Вот там, дорогая,
об этом
и поговорим.
ВСЕ НОРМАЛЬНО
Все нормально — это когда молчат, и в свинец уходят мои сигналы, радио шипит и пустует чат, — все нормально, просто слегка устала. Все нормально — это сползать по стене, к черту всех друзей и исповедальни, я молчу — и голоса больше нет. Правда, это, в общем, еще нормально.
А когда включается лязг и визг, и сирены воют, заслоны падают, ядовитый газ надо всем повис, аварийные системы по слуху царапают, это значит — кто-то сюда вошел, пересек границу воспоминаний, что порвал натянутый тонкий шелк, растекается кровь по открытой ране — все темнее, гуще и все багряней.
Не ходи, не думай, не вороши, вот тебе весна, вот тебе дорога, не касайся рваной чужой души. У меня нормально. Меня не трогай.
Ну, дорогая, что ты. Нет, не волнуйся, право.
Неужели никогда не видела под кожей провóдок?
Да, я обычный киборг. Да, с кучей справок.
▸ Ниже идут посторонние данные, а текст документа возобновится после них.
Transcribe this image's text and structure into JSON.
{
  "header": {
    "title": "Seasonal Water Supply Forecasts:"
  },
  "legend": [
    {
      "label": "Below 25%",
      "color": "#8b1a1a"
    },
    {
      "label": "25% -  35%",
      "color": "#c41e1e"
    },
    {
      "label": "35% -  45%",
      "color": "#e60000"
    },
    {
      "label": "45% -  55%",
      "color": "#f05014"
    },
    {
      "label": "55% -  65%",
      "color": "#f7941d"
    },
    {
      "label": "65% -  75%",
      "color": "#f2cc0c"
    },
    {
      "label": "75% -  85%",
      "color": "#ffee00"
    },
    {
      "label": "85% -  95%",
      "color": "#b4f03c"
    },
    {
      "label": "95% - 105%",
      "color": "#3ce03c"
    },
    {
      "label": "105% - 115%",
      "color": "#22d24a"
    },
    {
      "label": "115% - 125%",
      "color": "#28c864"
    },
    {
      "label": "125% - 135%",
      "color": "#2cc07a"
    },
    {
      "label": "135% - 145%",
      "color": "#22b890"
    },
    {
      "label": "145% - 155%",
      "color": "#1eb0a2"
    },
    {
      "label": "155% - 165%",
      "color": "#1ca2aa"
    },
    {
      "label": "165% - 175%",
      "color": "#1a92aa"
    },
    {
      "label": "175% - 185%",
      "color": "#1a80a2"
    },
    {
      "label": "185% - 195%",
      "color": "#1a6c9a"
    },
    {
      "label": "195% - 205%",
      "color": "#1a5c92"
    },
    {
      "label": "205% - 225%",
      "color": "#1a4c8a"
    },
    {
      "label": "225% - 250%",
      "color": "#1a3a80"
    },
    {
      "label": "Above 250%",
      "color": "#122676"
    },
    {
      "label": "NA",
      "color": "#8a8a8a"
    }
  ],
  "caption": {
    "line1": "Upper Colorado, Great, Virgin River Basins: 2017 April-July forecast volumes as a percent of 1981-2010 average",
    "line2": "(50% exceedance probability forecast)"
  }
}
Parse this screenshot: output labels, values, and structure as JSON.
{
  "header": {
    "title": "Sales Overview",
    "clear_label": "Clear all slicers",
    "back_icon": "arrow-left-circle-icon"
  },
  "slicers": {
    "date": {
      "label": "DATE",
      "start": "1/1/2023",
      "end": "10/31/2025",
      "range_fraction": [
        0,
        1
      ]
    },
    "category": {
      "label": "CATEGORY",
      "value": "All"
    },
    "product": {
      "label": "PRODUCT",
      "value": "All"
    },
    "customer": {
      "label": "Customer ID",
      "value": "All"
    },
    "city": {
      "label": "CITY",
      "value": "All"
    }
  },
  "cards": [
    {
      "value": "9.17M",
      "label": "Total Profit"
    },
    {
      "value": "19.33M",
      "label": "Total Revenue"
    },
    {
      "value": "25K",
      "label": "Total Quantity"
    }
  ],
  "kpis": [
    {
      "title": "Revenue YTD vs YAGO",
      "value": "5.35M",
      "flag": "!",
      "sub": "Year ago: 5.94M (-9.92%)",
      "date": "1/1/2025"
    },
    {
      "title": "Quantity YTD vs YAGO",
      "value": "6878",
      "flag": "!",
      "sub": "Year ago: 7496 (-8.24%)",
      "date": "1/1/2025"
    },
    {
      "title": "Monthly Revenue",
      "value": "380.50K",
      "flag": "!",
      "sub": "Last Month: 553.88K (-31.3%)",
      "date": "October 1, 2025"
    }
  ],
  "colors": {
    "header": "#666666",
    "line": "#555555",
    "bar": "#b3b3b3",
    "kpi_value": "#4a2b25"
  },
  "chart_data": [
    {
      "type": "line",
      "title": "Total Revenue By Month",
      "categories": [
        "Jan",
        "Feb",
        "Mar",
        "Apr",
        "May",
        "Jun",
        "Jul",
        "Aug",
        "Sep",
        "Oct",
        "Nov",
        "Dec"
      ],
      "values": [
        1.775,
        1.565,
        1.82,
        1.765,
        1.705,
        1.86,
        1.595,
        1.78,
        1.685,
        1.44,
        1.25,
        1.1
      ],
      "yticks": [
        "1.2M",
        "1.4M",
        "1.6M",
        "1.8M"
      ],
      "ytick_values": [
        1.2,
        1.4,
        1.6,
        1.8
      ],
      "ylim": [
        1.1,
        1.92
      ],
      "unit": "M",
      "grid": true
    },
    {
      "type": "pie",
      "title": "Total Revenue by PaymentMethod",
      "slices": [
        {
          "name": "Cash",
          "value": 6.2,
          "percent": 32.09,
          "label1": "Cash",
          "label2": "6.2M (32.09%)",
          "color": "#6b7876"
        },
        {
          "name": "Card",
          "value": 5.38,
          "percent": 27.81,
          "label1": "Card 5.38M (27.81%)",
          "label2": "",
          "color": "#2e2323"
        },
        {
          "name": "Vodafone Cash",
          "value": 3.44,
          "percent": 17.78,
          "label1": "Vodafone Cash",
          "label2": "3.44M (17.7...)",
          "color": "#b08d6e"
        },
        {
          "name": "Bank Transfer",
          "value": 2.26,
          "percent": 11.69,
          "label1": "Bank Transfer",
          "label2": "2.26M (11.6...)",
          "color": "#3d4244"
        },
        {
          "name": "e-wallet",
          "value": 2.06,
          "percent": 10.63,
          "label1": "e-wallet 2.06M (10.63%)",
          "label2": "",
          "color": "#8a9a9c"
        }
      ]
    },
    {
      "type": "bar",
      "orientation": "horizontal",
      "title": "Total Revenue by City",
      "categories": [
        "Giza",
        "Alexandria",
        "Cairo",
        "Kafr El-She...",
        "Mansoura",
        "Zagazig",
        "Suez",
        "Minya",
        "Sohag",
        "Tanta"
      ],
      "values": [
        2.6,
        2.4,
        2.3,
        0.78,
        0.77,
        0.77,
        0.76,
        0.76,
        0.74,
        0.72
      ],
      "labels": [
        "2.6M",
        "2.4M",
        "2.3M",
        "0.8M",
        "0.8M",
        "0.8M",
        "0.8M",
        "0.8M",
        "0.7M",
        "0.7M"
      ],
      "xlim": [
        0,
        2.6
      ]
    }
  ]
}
Да, на учет в мастерскую я — раз в полгода.
Да, я когда-то был человеком — родился, вырос,
ну а потом — понимаешь, разбился насмерть.
Но оказалось, что смерть не страшнее, чем вирус,
даже не грипп, а, в общем, стандартный насморк.
В общем, меня заделали. Хочешь кофе?
Нет? Извини. На балкончик со мною выйдешь?
Нет, дорогая, речь не о катастрофе.
Смерть — это несколько больше, чем то, что видишь.
это когда ты прощаешься с чувством долга,
миром,
друзьями,
собой,
выходишь из тела...
В общем, подштопали. Шили, конечно, долго,
но в результате — видишь, практически целый.
Смерть, дорогая, не хуже, чем голод, войны
или серьезный ожог. Нынче все в порядке,
только они не смогли заделать пробоину,
там, на спине, где остро торчат лопатки.
Да, она там живет дырою подкожной,
лучше не трогай, не зацепи, не брызни,
просто — если коснешься неосторожно,
я ненадолго
опять
выпадаю из жизни.
В черное междувремя, где нет опоры,
там, где летишь, и не за что зацепиться,
только сплошные черные коридоры,
только летают голые злые птицы.
Нет, дорогая, ну что ты. Нет, я не спятил.
Просто — лучше не трогай. И лучше до гроба.
Ты понимаешь, на случай — я вшил взрыватель.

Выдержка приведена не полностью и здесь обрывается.